Poor investment decisions are partly to blame for the exit delay. Most GGFs, especially those funded by local governments, face geographic and industry constraints on where they can allocate their funds. These requirements are driven more by policy priorities than business logic, and have led to the emergence of many underperforming investments.

Li said her fund, backed by Beijing’s municipal government, has a mandate to invest at least 70 percent of its money in specialty chemicals and advanced manufacturing firms in the capital, where those industries are underdeveloped.

“We had to buy into companies that were not qualified to meet the quota,” he told me. “It affected investment results.”

To improve performance, many GGF funds have changed their startup-based investment strategy to focus on established companies seeking a public offering, the traditional exit channel for private equity funds.

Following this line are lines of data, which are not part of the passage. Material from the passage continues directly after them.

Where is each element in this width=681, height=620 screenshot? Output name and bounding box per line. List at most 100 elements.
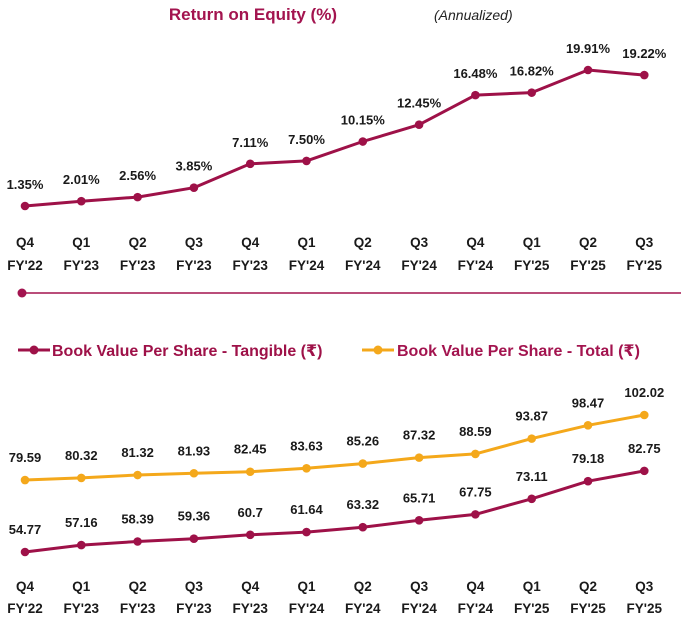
bvps-tick-fy-9: FY'25 xyxy=(514,601,550,616)
bvps-tangible-label-5: 61.64 xyxy=(290,502,323,517)
roe-label-10: 19.91% xyxy=(566,41,611,56)
roe-point-11 xyxy=(640,70,649,80)
bvps-total-point-5 xyxy=(302,464,311,473)
bvps-tick-fy-10: FY'25 xyxy=(570,601,606,616)
bvps-tick-quarter-8: Q4 xyxy=(466,579,485,594)
bvps-total-point-1 xyxy=(77,473,86,483)
bvps-tick-fy-5: FY'24 xyxy=(289,601,325,616)
bvps-legend: Book Value Per Share - Tangible (₹) Book… xyxy=(18,343,640,360)
bvps-tangible-label-8: 67.75 xyxy=(459,484,492,499)
roe-line-series xyxy=(20,65,649,211)
roe-tick-quarter-4: Q4 xyxy=(241,235,260,250)
bvps-tangible-label-1: 57.16 xyxy=(65,515,98,530)
bvps-tangible-point-5 xyxy=(302,527,311,537)
bvps-tick-fy-3: FY'23 xyxy=(176,601,212,616)
roe-point-4 xyxy=(245,159,255,169)
roe-chart-subtitle: (Annualized) xyxy=(434,7,513,23)
bvps-data-labels: 79.59 80.32 81.32 81.93 82.45 83.63 85.26 87.32… xyxy=(9,385,664,537)
roe-point-3 xyxy=(189,183,199,192)
legend-label-tangible: Book Value Per Share - Tangible (₹) xyxy=(52,343,322,360)
bvps-tick-quarter-11: Q3 xyxy=(635,579,654,594)
bvps-tangible-label-2: 58.39 xyxy=(121,512,154,527)
roe-tick-fy-1: FY'23 xyxy=(64,258,100,273)
roe-tick-quarter-9: Q1 xyxy=(523,235,542,250)
bvps-total-label-11: 102.02 xyxy=(624,385,664,400)
bvps-tangible-label-3: 59.36 xyxy=(178,509,211,524)
bvps-total-label-10: 98.47 xyxy=(572,395,605,410)
roe-point-9 xyxy=(527,88,536,97)
bvps-tangible-label-6: 63.32 xyxy=(347,497,380,512)
roe-label-11: 19.22% xyxy=(622,46,667,61)
bvps-tick-quarter-3: Q3 xyxy=(185,579,204,594)
roe-point-2 xyxy=(133,192,142,202)
bvps-total-label-7: 87.32 xyxy=(403,428,436,443)
bvps-tangible-label-9: 73.11 xyxy=(516,469,548,484)
bvps-total-point-8 xyxy=(471,449,480,459)
bvps-tick-fy-1: FY'23 xyxy=(64,601,100,616)
roe-label-8: 16.48% xyxy=(453,66,498,81)
roe-label-6: 10.15% xyxy=(341,113,386,128)
bvps-tangible-point-4 xyxy=(245,530,255,540)
bvps-tick-quarter-10: Q2 xyxy=(579,579,597,594)
bvps-tick-fy-0: FY'22 xyxy=(7,601,42,616)
roe-tick-quarter-10: Q2 xyxy=(579,235,597,250)
legend-marker-total xyxy=(373,345,383,355)
bvps-total-point-3 xyxy=(189,468,199,478)
roe-label-2: 2.56% xyxy=(119,168,156,183)
roe-point-10 xyxy=(583,65,593,75)
bvps-tick-fy-11: FY'25 xyxy=(627,601,663,616)
bvps-total-point-2 xyxy=(133,470,142,480)
bvps-tangible-point-11 xyxy=(640,466,649,476)
roe-tick-quarter-0: Q4 xyxy=(16,235,35,250)
roe-tick-fy-4: FY'23 xyxy=(232,258,268,273)
roe-label-3: 3.85% xyxy=(175,159,212,174)
roe-tick-fy-10: FY'25 xyxy=(570,258,606,273)
bvps-tangible-point-1 xyxy=(77,540,86,550)
roe-tick-fy-9: FY'25 xyxy=(514,258,550,273)
bvps-total-point-9 xyxy=(527,434,536,443)
bvps-total-point-7 xyxy=(414,453,424,462)
roe-tick-quarter-1: Q1 xyxy=(72,235,91,250)
roe-tick-quarter-5: Q1 xyxy=(297,235,316,250)
roe-label-4: 7.11% xyxy=(232,135,269,150)
roe-point-5 xyxy=(302,156,311,166)
roe-label-5: 7.50% xyxy=(288,132,325,147)
bvps-tick-quarter-4: Q4 xyxy=(241,579,260,594)
bvps-tangible-label-10: 79.18 xyxy=(572,451,605,466)
roe-tick-fy-6: FY'24 xyxy=(345,258,381,273)
bvps-tangible-point-0 xyxy=(20,547,30,557)
bvps-tangible-point-9 xyxy=(527,494,536,504)
roe-label-0: 1.35% xyxy=(7,177,44,192)
bvps-tangible-point-2 xyxy=(133,537,142,546)
roe-tick-quarter-2: Q2 xyxy=(129,235,147,250)
bvps-tangible-label-11: 82.75 xyxy=(628,441,661,456)
roe-tick-fy-0: FY'22 xyxy=(7,258,42,273)
bvps-total-point-0 xyxy=(20,475,30,485)
roe-tick-quarter-8: Q4 xyxy=(466,235,485,250)
bvps-tick-quarter-2: Q2 xyxy=(129,579,147,594)
bvps-tick-quarter-5: Q1 xyxy=(297,579,316,594)
bvps-tangible-point-7 xyxy=(414,515,424,525)
legend-label-total: Book Value Per Share - Total (₹) xyxy=(397,343,640,360)
bvps-tick-fy-4: FY'23 xyxy=(232,601,268,616)
bvps-tangible-label-7: 65.71 xyxy=(403,490,436,505)
bvps-line-series xyxy=(20,410,649,557)
roe-data-labels: 1.35% 2.01% 2.56% 3.85% 7.11% 7.50% 10.15% 12.4… xyxy=(7,41,667,192)
roe-tick-fy-3: FY'23 xyxy=(176,258,212,273)
bvps-tangible-point-8 xyxy=(471,510,480,519)
roe-label-9: 16.82% xyxy=(510,64,555,79)
roe-tick-quarter-11: Q3 xyxy=(635,235,654,250)
legend-marker-tangible xyxy=(29,345,39,355)
bvps-tangible-line xyxy=(24,469,645,554)
divider-marker xyxy=(17,288,27,298)
bvps-total-label-8: 88.59 xyxy=(459,424,492,439)
bvps-tick-quarter-0: Q4 xyxy=(16,579,35,594)
bvps-total-point-11 xyxy=(640,410,649,420)
bvps-total-label-6: 85.26 xyxy=(347,434,380,449)
roe-tick-fy-7: FY'24 xyxy=(401,258,437,273)
roe-tick-quarter-6: Q2 xyxy=(354,235,372,250)
bvps-tick-fy-8: FY'24 xyxy=(458,601,494,616)
bvps-total-label-5: 83.63 xyxy=(290,438,323,453)
roe-x-axis-ticks: Q4 FY'22 Q1 FY'23 Q2 FY'23 Q3 FY'23 Q4 FY'23 Q1 FY'… xyxy=(7,235,662,273)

However, the axis was hampered by Beijing’s decision Tighter approvals for stock lists This year to protect investors. Official data showed that nearly half of the IPO applications on the Shanghai and Shenzhen stock exchanges failed to move forward in the first four months of this year.

“We have given up hope of divesting through IPOs due to regulatory tightening,” said Wang Qi, investment director of GGF in Zhejiang Province.

With few other options and liquidation deadlines approaching, some GGF funds have decided to divest their investments with lower-than-expected profits — or even losses. In April, Wang’s fund sold a stake in a local machine tool factory it bought five years ago for a 20 percent profit, a low return by industry standards.

“Our priority is to achieve policy goals and prevent the loss of state assets,” Wang said. “We are not a market-based entity that only cares about investment returns.”